Now that you have a running database, you will need to initialize it with the initial data set. You can use Kubernetes to start new containers on the go and remove them afterwards. This is what you will do here to create a MySQL client that will connect to your database.
First, start with the run command. You will use the -it flags to run this container in interactive mode. Then, use the --rm flag. This is similar to when you used it with docker. It will remove the pod once this command is completed. Next, specify the image you want to use, in this case, you will use the mysql:5.7 base image. Next, tell Kubernetes not to restart this pod after completion with the --restart parameter. Finally, you can give a name to this pod, mysql-client in this case. This pod’s MySQL server won’t be used, you will only run this pod to have access to the client. For this ready, you can add an environment variable so that MySQL picks a random root password for you.
kubectl run --image=mysql:5.7 --restart=Never --env="MYSQL_RANDOM_ROOT_PASSWORD=true" mysql-client
Now that you have a pod with a MySQL client up and running, you can copy a file from your file system into that specific pod.
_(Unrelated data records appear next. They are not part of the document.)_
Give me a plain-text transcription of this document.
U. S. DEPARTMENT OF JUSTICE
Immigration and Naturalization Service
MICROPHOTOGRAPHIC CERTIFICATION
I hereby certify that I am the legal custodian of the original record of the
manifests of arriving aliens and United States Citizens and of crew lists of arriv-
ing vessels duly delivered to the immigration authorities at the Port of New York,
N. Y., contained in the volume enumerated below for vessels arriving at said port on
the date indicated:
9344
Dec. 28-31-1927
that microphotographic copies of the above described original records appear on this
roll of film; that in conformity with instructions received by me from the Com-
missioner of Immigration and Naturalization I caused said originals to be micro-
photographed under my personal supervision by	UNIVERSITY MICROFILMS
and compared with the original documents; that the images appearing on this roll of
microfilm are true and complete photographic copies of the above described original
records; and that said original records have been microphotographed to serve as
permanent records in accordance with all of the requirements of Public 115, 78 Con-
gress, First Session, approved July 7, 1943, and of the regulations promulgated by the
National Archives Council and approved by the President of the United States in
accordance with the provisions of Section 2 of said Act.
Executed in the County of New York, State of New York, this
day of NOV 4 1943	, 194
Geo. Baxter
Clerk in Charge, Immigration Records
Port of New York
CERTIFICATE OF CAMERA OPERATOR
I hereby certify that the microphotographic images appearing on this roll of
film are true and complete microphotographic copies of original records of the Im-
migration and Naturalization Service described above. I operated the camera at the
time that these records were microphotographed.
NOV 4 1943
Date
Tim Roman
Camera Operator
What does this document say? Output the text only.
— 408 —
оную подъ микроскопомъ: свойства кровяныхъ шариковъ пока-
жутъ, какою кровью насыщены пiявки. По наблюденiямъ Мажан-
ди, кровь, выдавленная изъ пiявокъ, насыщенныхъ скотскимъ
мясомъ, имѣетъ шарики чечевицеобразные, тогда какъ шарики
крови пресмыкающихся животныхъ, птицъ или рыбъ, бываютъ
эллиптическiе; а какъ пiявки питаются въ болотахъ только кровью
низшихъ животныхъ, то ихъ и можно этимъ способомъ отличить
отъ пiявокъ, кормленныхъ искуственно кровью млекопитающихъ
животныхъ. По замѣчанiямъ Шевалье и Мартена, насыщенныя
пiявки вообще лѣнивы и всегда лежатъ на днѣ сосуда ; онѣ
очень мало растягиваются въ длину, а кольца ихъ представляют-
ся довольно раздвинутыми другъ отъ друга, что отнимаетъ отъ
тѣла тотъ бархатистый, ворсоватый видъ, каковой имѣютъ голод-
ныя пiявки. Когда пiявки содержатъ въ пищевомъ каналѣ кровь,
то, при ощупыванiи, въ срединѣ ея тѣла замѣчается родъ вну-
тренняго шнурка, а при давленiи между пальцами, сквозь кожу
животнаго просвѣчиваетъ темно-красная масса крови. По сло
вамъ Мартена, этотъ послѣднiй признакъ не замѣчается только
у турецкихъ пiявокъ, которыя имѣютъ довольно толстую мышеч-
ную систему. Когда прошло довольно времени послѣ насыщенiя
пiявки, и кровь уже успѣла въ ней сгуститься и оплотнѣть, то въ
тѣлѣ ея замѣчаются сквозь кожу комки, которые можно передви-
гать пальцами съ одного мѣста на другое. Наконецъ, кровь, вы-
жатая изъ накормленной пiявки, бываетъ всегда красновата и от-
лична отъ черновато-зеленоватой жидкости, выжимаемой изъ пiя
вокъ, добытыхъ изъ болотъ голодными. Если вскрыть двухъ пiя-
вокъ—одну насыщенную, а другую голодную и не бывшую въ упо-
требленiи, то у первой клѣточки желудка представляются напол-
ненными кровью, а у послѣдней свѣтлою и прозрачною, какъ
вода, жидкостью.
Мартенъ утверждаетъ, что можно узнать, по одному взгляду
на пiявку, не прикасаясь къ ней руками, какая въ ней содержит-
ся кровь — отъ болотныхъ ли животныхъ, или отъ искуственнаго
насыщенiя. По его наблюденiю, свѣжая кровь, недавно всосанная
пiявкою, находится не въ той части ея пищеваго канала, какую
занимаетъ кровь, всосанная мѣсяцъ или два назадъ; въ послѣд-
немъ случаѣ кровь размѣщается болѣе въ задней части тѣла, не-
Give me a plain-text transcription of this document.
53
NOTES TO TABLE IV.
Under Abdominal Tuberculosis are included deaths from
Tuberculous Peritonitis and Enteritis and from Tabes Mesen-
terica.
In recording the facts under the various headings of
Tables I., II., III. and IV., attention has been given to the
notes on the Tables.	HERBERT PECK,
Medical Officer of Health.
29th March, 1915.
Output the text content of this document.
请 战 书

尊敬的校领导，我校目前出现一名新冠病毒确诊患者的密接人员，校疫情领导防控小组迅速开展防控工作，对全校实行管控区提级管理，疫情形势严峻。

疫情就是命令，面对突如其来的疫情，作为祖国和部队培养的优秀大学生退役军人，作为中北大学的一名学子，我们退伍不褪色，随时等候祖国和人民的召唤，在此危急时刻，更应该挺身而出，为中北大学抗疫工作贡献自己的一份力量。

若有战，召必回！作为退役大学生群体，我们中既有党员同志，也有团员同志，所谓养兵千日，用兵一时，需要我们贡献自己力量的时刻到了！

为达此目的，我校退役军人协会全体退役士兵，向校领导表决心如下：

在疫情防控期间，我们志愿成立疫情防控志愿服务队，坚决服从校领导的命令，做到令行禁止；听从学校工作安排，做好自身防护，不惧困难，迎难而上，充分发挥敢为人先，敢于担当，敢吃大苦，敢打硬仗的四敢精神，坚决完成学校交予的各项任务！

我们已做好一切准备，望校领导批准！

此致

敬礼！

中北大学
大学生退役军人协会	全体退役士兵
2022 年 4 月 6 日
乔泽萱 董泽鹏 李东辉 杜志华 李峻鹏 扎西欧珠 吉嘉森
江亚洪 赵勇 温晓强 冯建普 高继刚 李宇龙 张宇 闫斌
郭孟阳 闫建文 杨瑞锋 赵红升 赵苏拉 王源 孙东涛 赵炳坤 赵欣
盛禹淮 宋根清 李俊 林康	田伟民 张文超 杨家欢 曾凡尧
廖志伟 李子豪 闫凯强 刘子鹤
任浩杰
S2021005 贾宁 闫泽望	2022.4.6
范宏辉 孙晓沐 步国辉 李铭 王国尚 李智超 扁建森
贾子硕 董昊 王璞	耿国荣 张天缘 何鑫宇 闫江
To do so, you can use the cp command. Using that command, you can copy files to or from the pod. In this case, you will take the init.sql from your local filesystem and copy it into the mysql-client pod filesystem. You can copy that file into the /tmp folder of the pod. Once the file is copied, you can open a session in the pod with the exec command and you should be able to see that file.
kubectl cp ../db/init.sql mysql-client:/tmp/init.sql
kubectl exec -it mysql-client -- /bin/bash
ls /tmp
Now, still from your bash session in the mysql-client pod, you can use the mysql cli tool to access your MySQL server running in your cluster. This can be done by using the name of the service to locate the associated pods.
Start with the mysql executable and use the parameter -h to specify the host. The host, in this case, is the name of the service that points to your MySQL server, which is mysql. Next, you will need root access to execute the init.sql script. The root access is needed in order to create a database and to give the non-root user all the privileges needed to read and write to this database. The root password was specified as part of the environment variables in the MySQL deployment file. If you followed the instructions, the root password should be root. Finally, you can specify a file to be executed on this host with this user. The file in question will be the init.sql file that you just copied over.
mysql -hmysql -uroot -proot < /tmp/init.sql
This will run this SQL script against your existing MySQL server. In the previous lessons, you used the docker entry point and copied the file over. This worked well when you started a new pod every time and didn’t care about persisting your data. Now that you are moving into a production server, the structure of your database might need to be changed from time to time but you don’t want to start with a blank database every time. This is why you are importing this file manually once.
Now that your database is populated, you can exit the terminal with the exit command. You can also delete this pod as you won’t need it anymore.
exit
kubectl delete pod mysql-client
If you want to test your database setup, you can delete the pod that contains the mysql server. Your deployment will automatically create a new one and link it to the volume as specified in the pod template. You can then start a mysql-client instance again. This time, you will use the --rm flag. This will remove the pod automatically once you are done with the mysql terminal. It is a convenient way to create pods and automatically clean them up once you are done.
Once you’re inside that terminal, you can switch to the images database and then perform a select query to get all the records from the images table. If the persistent volume claim is configured correctly, you should see a record with the caption Hello.
kubectl delete pods -l role=db
kubectl run -it --rm --image=mysql:5.7 --restart=Never mysql-client -- mysql -hmysql -uuser -pmysql
use images;
select * from images;
exit
Your database is now populated and ready to be used by your backend. In order to connect your backend to the database, you will need to add environment variables so that your server knows how to find the MySQL database.
To do so, you can open up the backend.yaml file you created earlier. From here, in the containers section of the template for your deployment, add the environment variables that are needed by the back end.
spec:
template:
...
spec:
containers:
...
env:
- name: MYSQL_HOST
value: mysql
- name: MYSQL_USER
value: user
- name: MYSQL_PASS
value: mysql
You can now apply this new deployment to your cluster with the apply command. Notice how the deployment shows as configured while the service shows as unchanged. Kubernetes will validate if there are any changes and won’t restart the service if it doesn’t have to.
kubectl apply -f ./backend.yaml
Because there was a change in the deployment, Kubernetes will immediately start a new pod for the backend and once it is running, it will delete the old one. This is done in such a way that your users won’t notice a downtime.
Everything is now up and running in your cluster. You have a front-end running on an nginx server which will serve the UI to your users. There is a NodeJS backend that processes the requests from your UI. And finally, you now have a database that will persist data. You can now open up your browser and point it to your Kubernetes cluster. From there, you can now access the full application. If you have a sudden burst of traffic, you can also easily increase the number of pods that are running and decrease them afterwards using the scale command. Finally, if any of your pods crashes, Kubernetes will self heal and automatically restart those for you.